There are so many types of industrial type robots and system integrators from which to choose. One of the reasons that many shops resisted in the past is the fact that there were not any single source suppliers that could deliver a turnkey package. For such a major investment the ideal situation would be to deal directly with someone that could deliver the custom tooling, workpiece handling, EDM/milling machine integration, CMM and offset data manipulation, networking and a complete workshop cell monitoring software. Today, there are suppliers that have integrated customer specific tooling and part handling systems consisting of EDM, milling and a combination of the two. These are stationary robots that can service two or three machine tools. Magazine racks or rotary carousels are expandable and can be upgraded or installed at a later date for those who want to start out small. Workpiece grippers are exchanged automatically and it is not uncommon to handle pieces weighing up to 300 pounds. Solutions for special applications are easily solved with an add-on, 180-degree arm. Finally, when the system expands and eventually requires a large number of tools it can be upgraded later with ID systems that allow chaotic loading of the magazines.
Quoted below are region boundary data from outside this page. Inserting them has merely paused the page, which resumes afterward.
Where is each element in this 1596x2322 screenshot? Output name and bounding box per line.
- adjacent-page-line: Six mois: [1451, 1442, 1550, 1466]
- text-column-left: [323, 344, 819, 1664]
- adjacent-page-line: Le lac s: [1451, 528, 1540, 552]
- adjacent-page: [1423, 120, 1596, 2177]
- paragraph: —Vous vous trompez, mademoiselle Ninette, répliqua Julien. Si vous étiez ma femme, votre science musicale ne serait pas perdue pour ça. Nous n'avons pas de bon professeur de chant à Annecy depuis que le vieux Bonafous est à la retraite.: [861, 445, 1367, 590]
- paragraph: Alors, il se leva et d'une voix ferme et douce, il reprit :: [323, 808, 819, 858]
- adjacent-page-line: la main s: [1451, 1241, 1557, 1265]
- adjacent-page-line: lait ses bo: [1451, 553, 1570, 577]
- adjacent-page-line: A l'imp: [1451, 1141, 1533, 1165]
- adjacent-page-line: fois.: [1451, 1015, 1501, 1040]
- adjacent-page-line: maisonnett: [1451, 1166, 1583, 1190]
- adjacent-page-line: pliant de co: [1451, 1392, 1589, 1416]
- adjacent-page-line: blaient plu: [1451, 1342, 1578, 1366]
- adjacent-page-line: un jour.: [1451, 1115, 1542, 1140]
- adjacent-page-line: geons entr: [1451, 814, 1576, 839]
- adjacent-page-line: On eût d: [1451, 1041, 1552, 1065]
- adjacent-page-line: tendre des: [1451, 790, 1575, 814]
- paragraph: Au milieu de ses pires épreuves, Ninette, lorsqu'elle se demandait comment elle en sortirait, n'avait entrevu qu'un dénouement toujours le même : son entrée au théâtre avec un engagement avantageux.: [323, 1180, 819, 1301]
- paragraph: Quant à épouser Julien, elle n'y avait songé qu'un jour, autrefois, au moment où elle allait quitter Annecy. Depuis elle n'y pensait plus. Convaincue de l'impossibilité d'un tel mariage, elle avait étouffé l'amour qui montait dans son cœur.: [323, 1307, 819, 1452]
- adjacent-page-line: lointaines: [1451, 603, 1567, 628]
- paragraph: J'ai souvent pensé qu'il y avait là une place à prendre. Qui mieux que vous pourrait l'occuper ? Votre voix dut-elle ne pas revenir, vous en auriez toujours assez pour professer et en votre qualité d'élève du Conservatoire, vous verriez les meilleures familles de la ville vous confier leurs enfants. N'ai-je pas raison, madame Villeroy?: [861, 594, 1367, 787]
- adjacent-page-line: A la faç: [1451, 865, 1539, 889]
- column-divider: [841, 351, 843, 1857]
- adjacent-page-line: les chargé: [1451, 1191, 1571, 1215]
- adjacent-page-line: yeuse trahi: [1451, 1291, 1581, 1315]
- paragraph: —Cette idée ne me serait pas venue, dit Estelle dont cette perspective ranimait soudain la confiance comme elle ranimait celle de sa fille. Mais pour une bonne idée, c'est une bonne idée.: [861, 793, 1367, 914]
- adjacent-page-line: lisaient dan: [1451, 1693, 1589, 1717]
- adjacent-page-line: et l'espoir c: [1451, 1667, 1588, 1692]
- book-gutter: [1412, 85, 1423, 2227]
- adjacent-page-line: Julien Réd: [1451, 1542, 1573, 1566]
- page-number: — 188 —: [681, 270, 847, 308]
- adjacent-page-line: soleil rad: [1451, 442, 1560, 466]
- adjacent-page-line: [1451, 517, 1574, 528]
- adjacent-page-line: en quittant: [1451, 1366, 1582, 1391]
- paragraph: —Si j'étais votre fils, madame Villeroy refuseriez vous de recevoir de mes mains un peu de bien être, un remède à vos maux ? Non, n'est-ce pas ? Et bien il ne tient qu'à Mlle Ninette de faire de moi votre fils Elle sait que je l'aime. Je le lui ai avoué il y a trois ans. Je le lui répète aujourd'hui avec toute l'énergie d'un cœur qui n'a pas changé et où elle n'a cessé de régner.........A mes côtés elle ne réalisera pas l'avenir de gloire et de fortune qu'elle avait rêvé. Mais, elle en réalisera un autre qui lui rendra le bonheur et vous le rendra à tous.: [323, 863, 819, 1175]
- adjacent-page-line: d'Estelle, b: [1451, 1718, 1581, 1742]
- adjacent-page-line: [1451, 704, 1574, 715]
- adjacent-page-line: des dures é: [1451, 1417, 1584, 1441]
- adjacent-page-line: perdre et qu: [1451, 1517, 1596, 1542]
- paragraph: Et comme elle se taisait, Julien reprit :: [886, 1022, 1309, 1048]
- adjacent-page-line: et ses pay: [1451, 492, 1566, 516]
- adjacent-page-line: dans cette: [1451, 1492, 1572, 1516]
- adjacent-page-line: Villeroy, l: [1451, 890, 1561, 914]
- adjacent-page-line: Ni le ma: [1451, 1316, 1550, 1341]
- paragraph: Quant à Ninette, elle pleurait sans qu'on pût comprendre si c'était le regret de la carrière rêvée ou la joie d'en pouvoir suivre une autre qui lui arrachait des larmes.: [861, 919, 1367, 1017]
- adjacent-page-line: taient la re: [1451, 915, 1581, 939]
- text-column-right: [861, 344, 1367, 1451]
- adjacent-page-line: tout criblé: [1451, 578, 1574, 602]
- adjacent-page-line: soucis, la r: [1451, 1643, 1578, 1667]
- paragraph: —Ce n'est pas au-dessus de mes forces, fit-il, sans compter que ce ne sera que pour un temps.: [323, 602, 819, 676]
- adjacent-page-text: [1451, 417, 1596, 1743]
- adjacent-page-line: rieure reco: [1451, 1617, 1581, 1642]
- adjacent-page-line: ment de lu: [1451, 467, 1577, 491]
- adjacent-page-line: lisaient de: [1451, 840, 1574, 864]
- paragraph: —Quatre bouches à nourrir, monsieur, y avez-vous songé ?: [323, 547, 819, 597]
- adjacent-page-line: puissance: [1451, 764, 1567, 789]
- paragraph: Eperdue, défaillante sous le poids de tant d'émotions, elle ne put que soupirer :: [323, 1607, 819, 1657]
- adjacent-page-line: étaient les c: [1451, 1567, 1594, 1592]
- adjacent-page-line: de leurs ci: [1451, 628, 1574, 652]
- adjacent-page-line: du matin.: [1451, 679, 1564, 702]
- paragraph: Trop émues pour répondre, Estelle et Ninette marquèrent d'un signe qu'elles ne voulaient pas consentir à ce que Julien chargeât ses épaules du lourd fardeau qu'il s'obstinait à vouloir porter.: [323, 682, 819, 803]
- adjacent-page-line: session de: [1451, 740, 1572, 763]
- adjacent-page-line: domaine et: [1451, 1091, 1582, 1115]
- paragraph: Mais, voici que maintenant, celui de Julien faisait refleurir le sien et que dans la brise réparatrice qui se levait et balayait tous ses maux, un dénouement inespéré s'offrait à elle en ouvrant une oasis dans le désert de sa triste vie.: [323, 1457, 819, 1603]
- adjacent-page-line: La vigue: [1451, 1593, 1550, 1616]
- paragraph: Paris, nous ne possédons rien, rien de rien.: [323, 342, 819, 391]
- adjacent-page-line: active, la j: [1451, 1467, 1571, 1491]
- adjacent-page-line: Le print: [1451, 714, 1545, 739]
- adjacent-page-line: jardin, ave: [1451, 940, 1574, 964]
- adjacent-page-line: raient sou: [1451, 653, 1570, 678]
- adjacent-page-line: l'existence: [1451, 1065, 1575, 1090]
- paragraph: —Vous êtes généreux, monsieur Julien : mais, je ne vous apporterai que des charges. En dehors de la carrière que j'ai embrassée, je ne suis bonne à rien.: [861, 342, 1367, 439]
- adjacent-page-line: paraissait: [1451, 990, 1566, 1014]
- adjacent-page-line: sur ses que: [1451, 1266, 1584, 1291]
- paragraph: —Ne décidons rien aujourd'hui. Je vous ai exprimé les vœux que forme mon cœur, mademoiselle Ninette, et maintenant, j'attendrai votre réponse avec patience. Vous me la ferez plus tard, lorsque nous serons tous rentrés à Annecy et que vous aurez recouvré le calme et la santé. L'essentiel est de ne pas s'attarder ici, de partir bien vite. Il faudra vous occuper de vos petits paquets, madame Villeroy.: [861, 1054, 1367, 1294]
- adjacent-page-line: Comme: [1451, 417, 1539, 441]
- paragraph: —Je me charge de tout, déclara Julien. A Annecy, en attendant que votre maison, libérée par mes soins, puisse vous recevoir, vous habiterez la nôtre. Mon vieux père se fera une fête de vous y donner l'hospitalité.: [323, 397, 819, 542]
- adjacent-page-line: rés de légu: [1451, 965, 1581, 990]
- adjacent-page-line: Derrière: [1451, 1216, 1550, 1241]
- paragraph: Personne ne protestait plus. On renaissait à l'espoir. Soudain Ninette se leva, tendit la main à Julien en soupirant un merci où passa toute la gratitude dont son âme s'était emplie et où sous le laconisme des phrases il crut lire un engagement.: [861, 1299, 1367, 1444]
With the increase in EDM production, the first bottleneck that every shop will experience is the NC programming for electrode design and the milling machine that needs to produce more electrodes for EDMs. The main concept here is not just about automating one machine; it's a strategy for obtaining full control of production throughout the shop.


Change for the Better

We eventually learn that as time goes by we can count on change. We can't wait for the U.S. government or politicians to help, nor can we sit back and weather the current economic storm. The most significant change will have to come from within our own companies and from the advice and consultations with manufacturing industry experts. The average mold shop has most likely already implemented cost cutting measures and is analyzing its basic day-to-day operations for further solutions. However, the key to future prosperity for U.S. mold shops is to become highly automated and better organized, not only in EDM and milling operations, but in every aspect of their manufacturing process.